79 years ago, on May 8, 1945, the Final Act of Unconditional Surrender of Germany was signed, and May 9 was declared Victory Day.
On May 8, 1945, at 22:43 Central European Time (May 9 at 00:43 Moscow Time), the final Act of Unconditional Surrender of Nazi Germany and its armed forces was signed in Karlshorst, a suburb of Berlin. However, the Berlin surrender act was not the first.
As Soviet troops surrounded Berlin, the military leadership of the Third Reich faced the issue of preserving what remained of Germany. This was only possible by avoiding unconditional surrender.
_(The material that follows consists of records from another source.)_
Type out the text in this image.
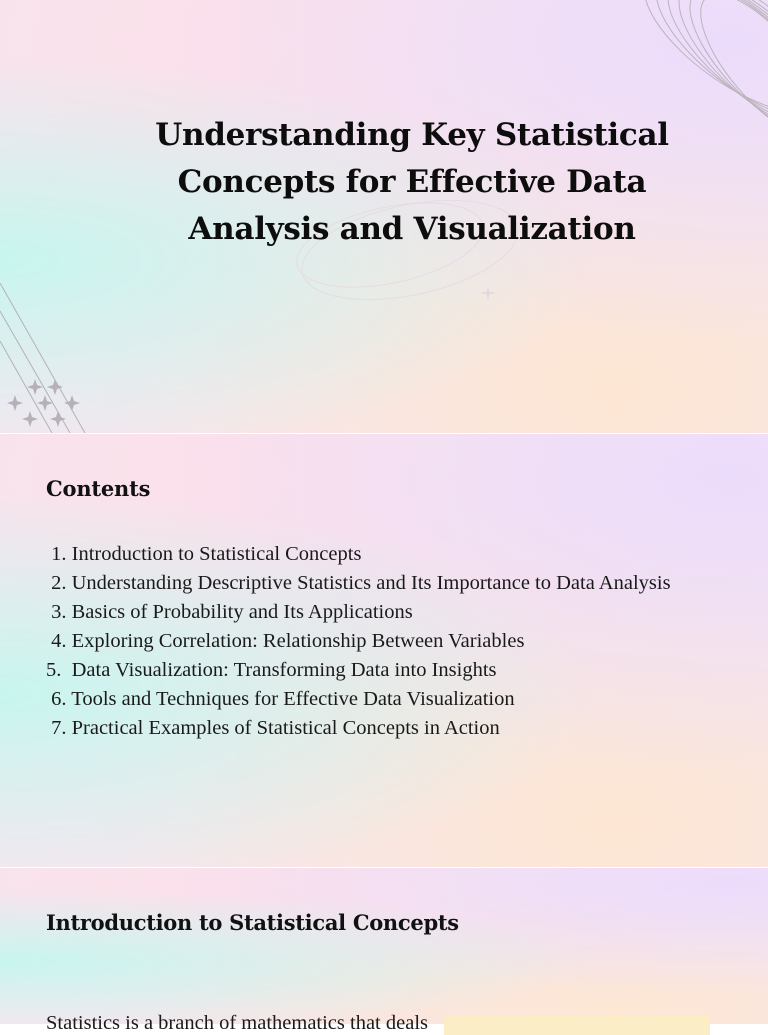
Understanding Key Statistical Concepts for Effective Data Analysis and Visualization
Contents
1. Introduction to Statistical Concepts
2. Understanding Descriptive Statistics and Its Importance to Data Analysis
3. Basics of Probability and Its Applications
4. Exploring Correlation: Relationship Between Variables
5.  Data Visualization: Transforming Data into Insights
6. Tools and Techniques for Effective Data Visualization
7. Practical Examples of Statistical Concepts in Action
Introduction to Statistical Concepts

Statistics is a branch of mathematics that deals
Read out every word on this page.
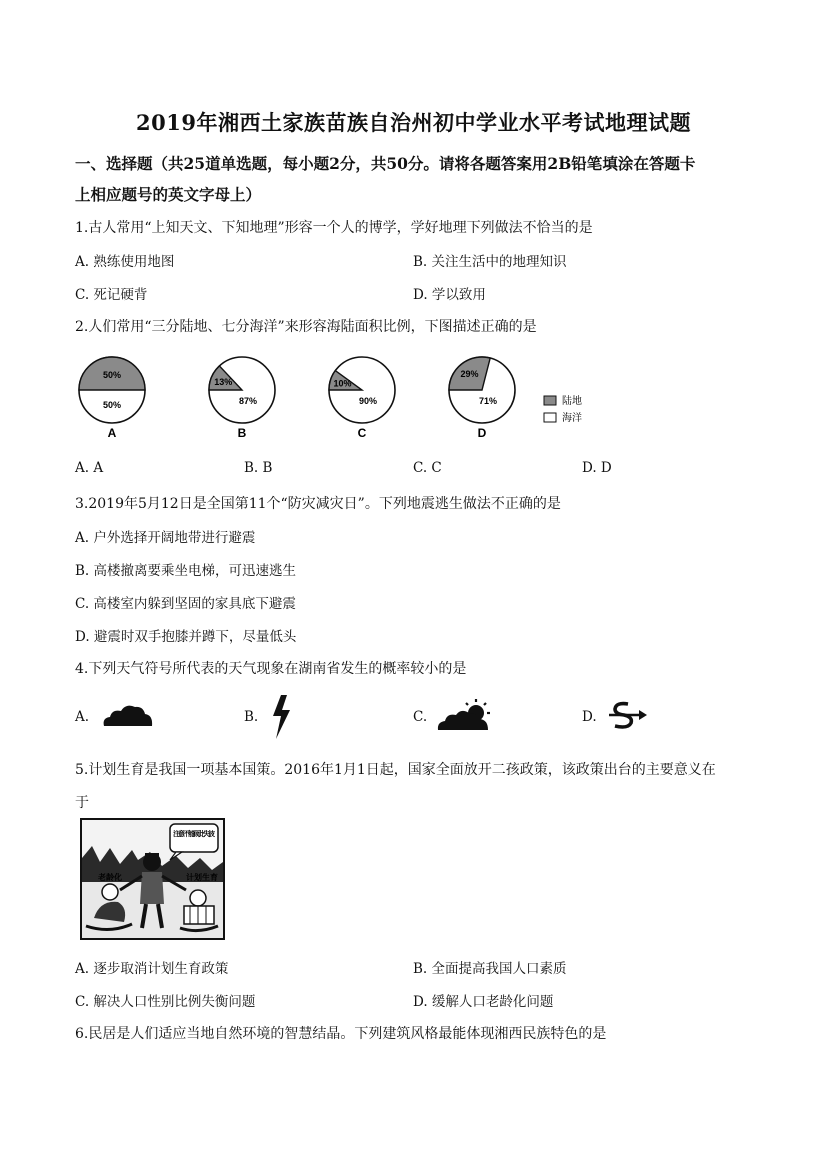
2019年湘西土家族苗族自治州初中学业水平考试地理试题
一、选择题（共25道单选题，每小题2分，共50分。请将各题答案用2B铅笔填涂在答题卡
上相应题号的英文字母上）
1.古人常用“上知天文、下知地理”形容一个人的博学，学好地理下列做法不恰当的是
A. 熟练使用地图	B. 关注生活中的地理知识
C. 死记硬背	D. 学以致用
2.人们常用“三分陆地、七分海洋”来形容海陆面积比例，下图描述正确的是
50%
50%
A
13%
87%
B
10%
90%
C
29%
71%
D
陆地
海洋
A. A	B. B	C. C	D. D
3.2019年5月12日是全国第11个“防灾减灾日”。下列地震逃生做法不正确的是
A. 户外选择开阔地带进行避震
B. 高楼撤离要乘坐电梯，可迅速逃生
C. 高楼室内躲到坚固的家具底下避震
D. 避震时双手抱膝并蹲下，尽量低头
4.下列天气符号所代表的天气现象在湖南省发生的概率较小的是
A.	B.	C.	D.
5.计划生育是我国一项基本国策。2016年1月1日起，国家全面放开二孩政策，该政策出台的主要意义在
于
注意不能顾此失彼
老龄化	计划生育
A. 逐步取消计划生育政策	B. 全面提高我国人口素质
C. 解决人口性别比例失衡问题	D. 缓解人口老龄化问题
6.民居是人们适应当地自然环境的智慧结晶。下列建筑风格最能体现湘西民族特色的是
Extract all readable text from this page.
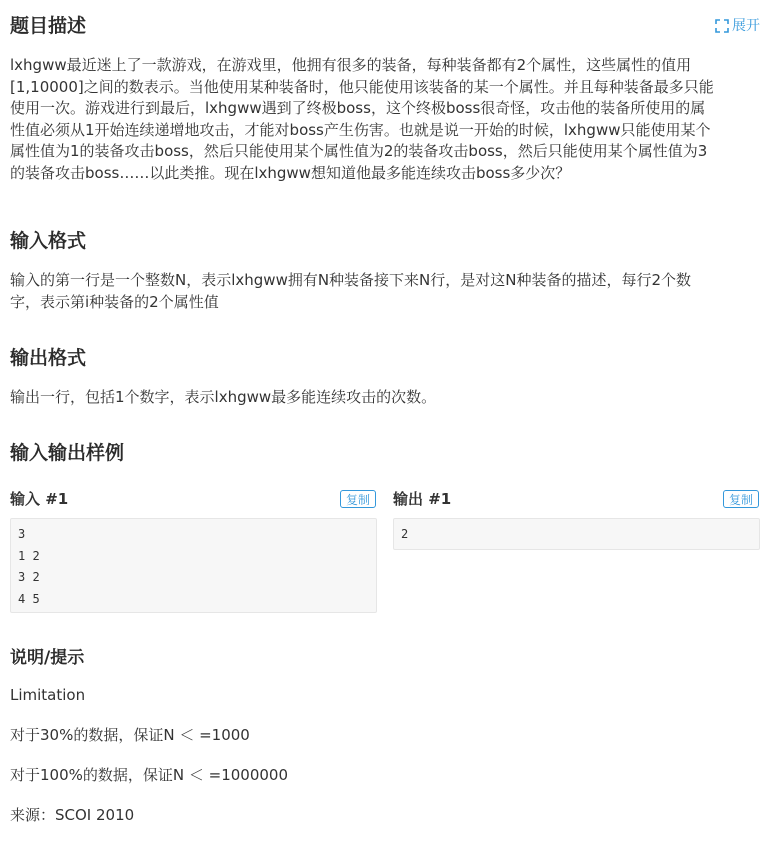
题目描述	展开
lxhgww最近迷上了一款游戏，在游戏里，他拥有很多的装备，每种装备都有2个属性，这些属性的值用
[1,10000]之间的数表示。当他使用某种装备时，他只能使用该装备的某一个属性。并且每种装备最多只能
使用一次。游戏进行到最后，lxhgww遇到了终极boss，这个终极boss很奇怪，攻击他的装备所使用的属
性值必须从1开始连续递增地攻击，才能对boss产生伤害。也就是说一开始的时候，lxhgww只能使用某个
属性值为1的装备攻击boss，然后只能使用某个属性值为2的装备攻击boss，然后只能使用某个属性值为3
的装备攻击boss……以此类推。现在lxhgww想知道他最多能连续攻击boss多少次？
输入格式
输入的第一行是一个整数N，表示lxhgww拥有N种装备接下来N行，是对这N种装备的描述，每行2个数
字，表示第i种装备的2个属性值
输出格式
输出一行，包括1个数字，表示lxhgww最多能连续攻击的次数。
输入输出样例
输入 #1	复制
3
1 2
3 2
4 5
输出 #1	复制
2
说明/提示
Limitation
对于30%的数据，保证N ＜ =1000
对于100%的数据，保证N ＜ =1000000
来源：SCOI 2010
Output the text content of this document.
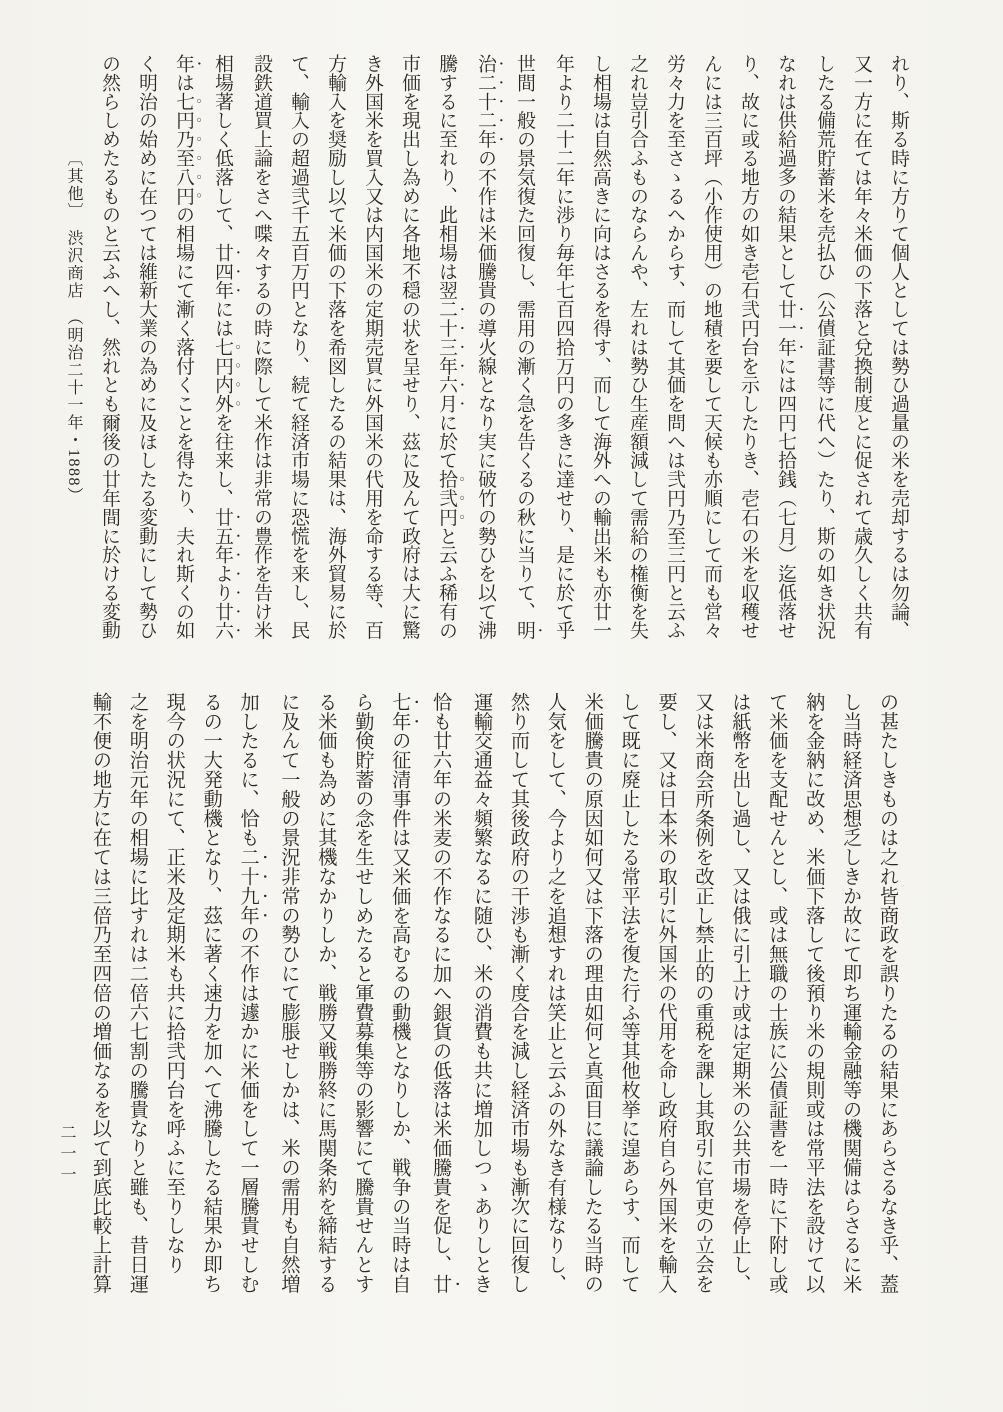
れり、斯る時に方りて個人としては勢ひ過量の米を売却するは勿論、
又一方に在ては年々米価の下落と兌換制度とに促されて歳久しく共有
したる備荒貯蓄米を売払ひ（公債証書等に代へ）たり、斯の如き状況
なれは供給過多の結果として廿一年には四円七拾銭（七月）迄低落せ
り、故に或る地方の如き壱石弐円台を示したりき、壱石の米を収穫せ
んには三百坪（小作使用）の地積を要して天候も亦順にして而も営々
労々力を至さゝるへからす、而して其価を問へは弐円乃至三円と云ふ
之れ豈引合ふものならんや、左れは勢ひ生産額減して需給の権衡を失
し相場は自然高きに向はさるを得す、而して海外への輸出米も亦廿一
年より二十二年に渉り毎年七百四拾万円の多きに達せり、是に於て乎
世間一般の景気復た回復し、需用の漸く急を告くるの秋に当りて、明
治二十二年の不作は米価騰貴の導火線となり実に破竹の勢ひを以て沸
騰するに至れり、此相場は翌二十三年六月に於て拾弐円と云ふ稀有の
市価を現出し為めに各地不穏の状を呈せり、茲に及んて政府は大に驚
き外国米を買入又は内国米の定期売買に外国米の代用を命する等、百
方輸入を奨励し以て米価の下落を希図したるの結果は、海外貿易に於
て、輸入の超過弐千五百万円となり、続て経済市場に恐慌を来し、民
設鉄道買上論をさへ喋々するの時に際して米作は非常の豊作を告け米
相場著しく低落して、廿四年には七円内外を往来し、廿五年より廿六
年は七円乃至八円の相場にて漸く落付くことを得たり、夫れ斯くの如
く明治の始めに在つては維新大業の為めに及ほしたる変動にして勢ひ
の然らしめたるものと云ふへし、然れとも爾後の廿年間に於ける変動
〔其他〕　渋沢商店　（明治二十一年・1888）
の甚たしきものは之れ皆商政を誤りたるの結果にあらさるなき乎、蓋
し当時経済思想乏しきか故にて即ち運輸金融等の機関備はらさるに米
納を金納に改め、米価下落して後預り米の規則或は常平法を設けて以
て米価を支配せんとし、或は無職の士族に公債証書を一時に下附し或
は紙幣を出し過し、又は俄に引上け或は定期米の公共市場を停止し、
又は米商会所条例を改正し禁止的の重税を課し其取引に官吏の立会を
要し、又は日本米の取引に外国米の代用を命し政府自ら外国米を輸入
して既に廃止したる常平法を復た行ふ等其他枚挙に遑あらす、而して
米価騰貴の原因如何又は下落の理由如何と真面目に議論したる当時の
人気をして、今より之を追想すれは笑止と云ふの外なき有様なりし、
然り而して其後政府の干渉も漸く度合を減し経済市場も漸次に回復し
運輸交通益々頻繁なるに随ひ、米の消費も共に増加しつゝありしとき
恰も廿六年の米麦の不作なるに加へ銀貨の低落は米価騰貴を促し、廿
七年の征清事件は又米価を高むるの動機となりしか、戦争の当時は自
ら勤倹貯蓄の念を生せしめたると軍費募集等の影響にて騰貴せんとす
る米価も為めに其機なかりしか、戦勝又戦勝終に馬関条約を締結する
に及んて一般の景況非常の勢ひにて膨脹せしかは、米の需用も自然増
加したるに、恰も二十九年の不作は遽かに米価をして一層騰貴せしむ
るの一大発動機となり、茲に著く速力を加へて沸騰したる結果か即ち
現今の状況にて、正米及定期米も共に拾弐円台を呼ふに至りしなり
之を明治元年の相場に比すれは二倍六七割の騰貴なりと雖も、昔日運
輸不便の地方に在ては三倍乃至四倍の増価なるを以て到底比較上計算
二一一
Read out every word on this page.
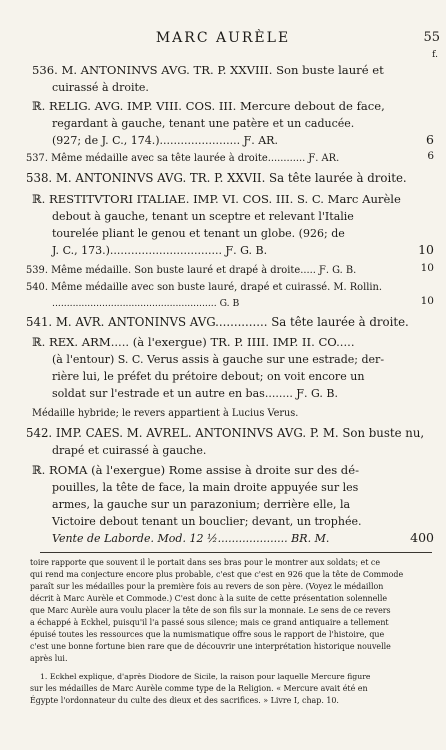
MARC AURÈLE	55
f.
536. M. ANTONINVS AVG. TR. P. XXVIII. Son buste lauré et
cuirassé à droite.
ℝ. RELIG. AVG. IMP. VIII. COS. III. Mercure debout de face,
regardant à gauche, tenant une patère et un caducée.
(927; de J. C., 174.)....................... Ƒ. AR.	6
537. Même médaille avec sa tête laurée à droite............ Ƒ. AR.	6
538. M. ANTONINVS AVG. TR. P. XXVII. Sa tête laurée à droite.
ℝ. RESTITVTORI ITALIAE. IMP. VI. COS. III. S. C. Marc Aurèle
debout à gauche, tenant un sceptre et relevant l'Italie
tourelée pliant le genou et tenant un globe. (926; de
J. C., 173.)................................ Ƒ. G. B.	10
539. Même médaille. Son buste lauré et drapé à droite..... Ƒ. G. B.	10
540. Même médaille avec son buste lauré, drapé et cuirassé. M. Rollin.
........................................................ G. B	10
541. M. AVR. ANTONINVS AVG.............. Sa tête laurée à droite.
ℝ. REX. ARM..... (à l'exergue) TR. P. IIII. IMP. II. CO.....
(à l'entour) S. C. Verus assis à gauche sur une estrade; der-
rière lui, le préfet du prétoire debout; on voit encore un
soldat sur l'estrade et un autre en bas........ Ƒ. G. B.
Médaille hybride; le revers appartient à Lucius Verus.
542. IMP. CAES. M. AVREL. ANTONINVS AVG. P. M. Son buste nu,
drapé et cuirassé à gauche.
ℝ. ROMA (à l'exergue) Rome assise à droite sur des dé-
pouilles, la tête de face, la main droite appuyée sur les
armes, la gauche sur un parazonium; derrière elle, la
Victoire debout tenant un bouclier; devant, un trophée.
Vente de Laborde. Mod. 12 ½.................... BR. M.	400
toire rapporte que souvent il le portait dans ses bras pour le montrer aux soldats; et ce
qui rend ma conjecture encore plus probable, c'est que c'est en 926 que la tête de Commode
paraît sur les médailles pour la première fois au revers de son père. (Voyez le médaillon
décrit à Marc Aurèle et Commode.) C'est donc à la suite de cette présentation solennelle
que Marc Aurèle aura voulu placer la tête de son fils sur la monnaie. Le sens de ce revers
a échappé à Eckhel, puisqu'il l'a passé sous silence; mais ce grand antiquaire a tellement
épuisé toutes les ressources que la numismatique offre sous le rapport de l'histoire, que
c'est une bonne fortune bien rare que de découvrir une interprétation historique nouvelle
après lui.
1. Eckhel explique, d'après Diodore de Sicile, la raison pour laquelle Mercure figure
sur les médailles de Marc Aurèle comme type de la Religion. « Mercure avait été en
Égypte l'ordonnateur du culte des dieux et des sacrifices. » Livre I, chap. 10.
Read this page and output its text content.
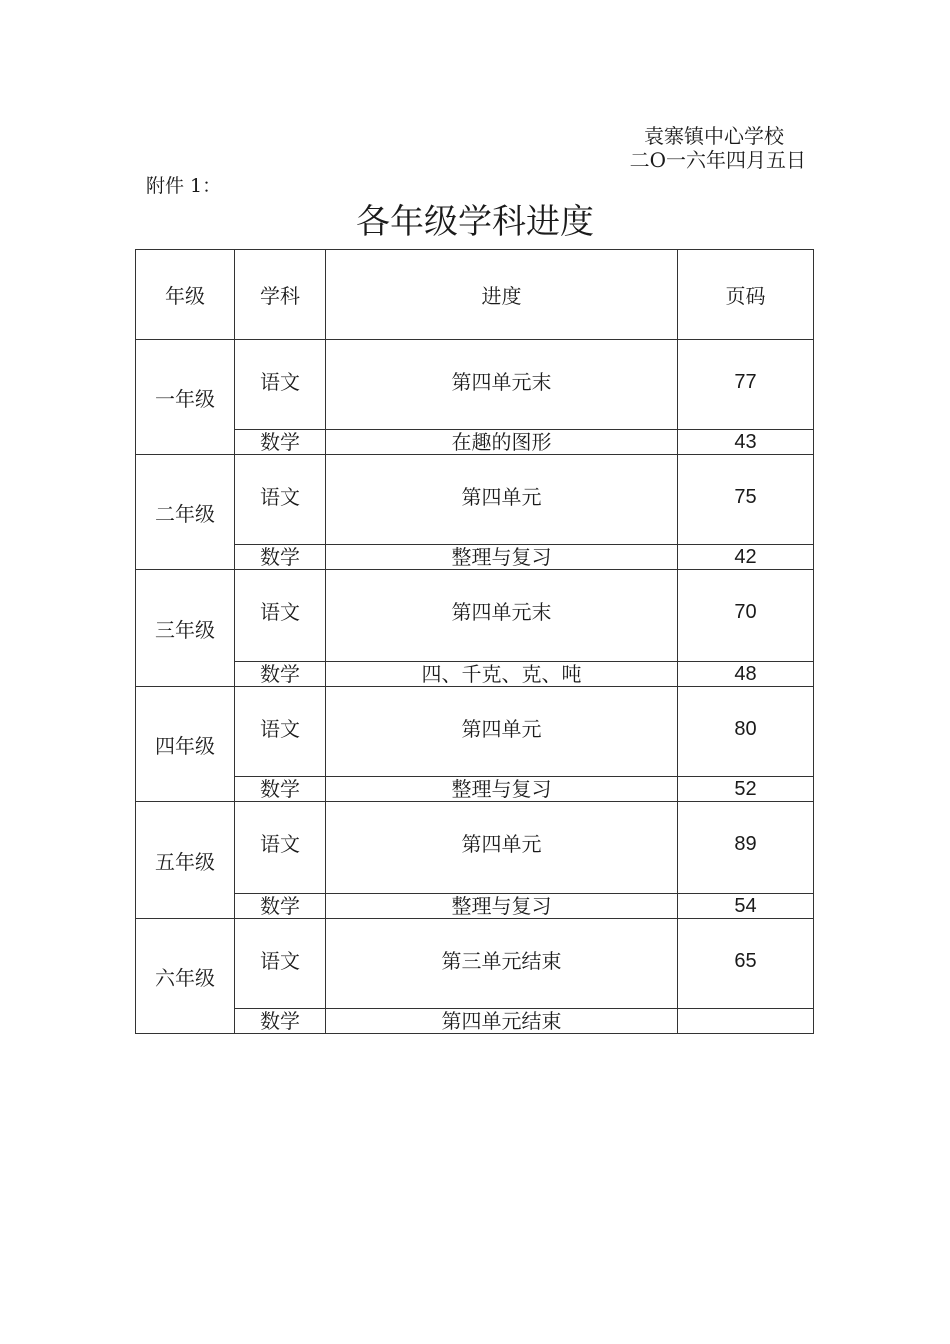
袁寨镇中心学校
二O一六年四月五日
附件 1：
各年级学科进度
年级	学科	进度	页码
一年级	语文	第四单元末	77

	数学	在趣的图形	43
二年级	语文	第四单元	75

	数学	整理与复习	42
三年级	语文	第四单元末	70

	数学	四、千克、克、吨	48
四年级	语文	第四单元	80

	数学	整理与复习	52
五年级	语文	第四单元	89

	数学	整理与复习	54
六年级	语文	第三单元结束	65

	数学	第四单元结束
It was then decided to surrender only to the Anglo-American forces but to continue combat operations against the Red Army.
The Germans sent representatives to the Allies to officially confirm the surrender. On the night of May 7, in the French city of Reims, an act of surrender of Germany was concluded, according to which hostilities were to cease on all fronts at 23:00 on May 8. The protocol stipulated that it was not a comprehensive treaty of surrender of Germany and its armed forces.
However, the Soviet Union demanded unconditional surrender as the only condition for ending the war. Stalin considered the signing of the act in Reims only a preliminary protocol and was dissatisfied that the act of Germany's surrender was signed in France, not in the capital of the aggressor state, especially since fighting on the Soviet-German front was still ongoing.
At the insistence of the USSR leadership, the Allies' representatives gathered again, this time in Berlin, and together with the Soviet side, signed another Act of Surrender of Germany on May 8, 1945. The parties agreed that the first act would be called preliminary, and the second — final.
The ceremonial signing took place under the chairmanship of Marshal Zhukov, and the signing ceremony was held in a specially prepared hall of the military engineering school, decorated with the state flags of the USSR, USA, England, and France. Representatives of the allied states sat at the main table. Soviet generals whose troops had taken Berlin, as well as journalists from many countries, were present in the hall.
After the unconditional surrender of Germany, the Wehrmacht government was dissolved, and German troops on the Soviet-German front began to lay down their arms. In total, from May 9 to 17, the Red Army captured about 1.5 million enemy soldiers and officers and 101 generals based on the act of surrender. Thus ended the Great Patriotic War of the Soviet people.
In the USSR, the surrender of Germany was announced on the night of May 9, 1945, and by order of I. Stalin, a grand salute of a thousand guns was given in Moscow that day. By the decree of the Presidium of the Supreme Soviet of the USSR to commemorate the victorious conclusion of the Great Patriotic War of the Soviet people against the German-fascist invaders and the historic victories of the Red Army, May 9 was declared Victory Day.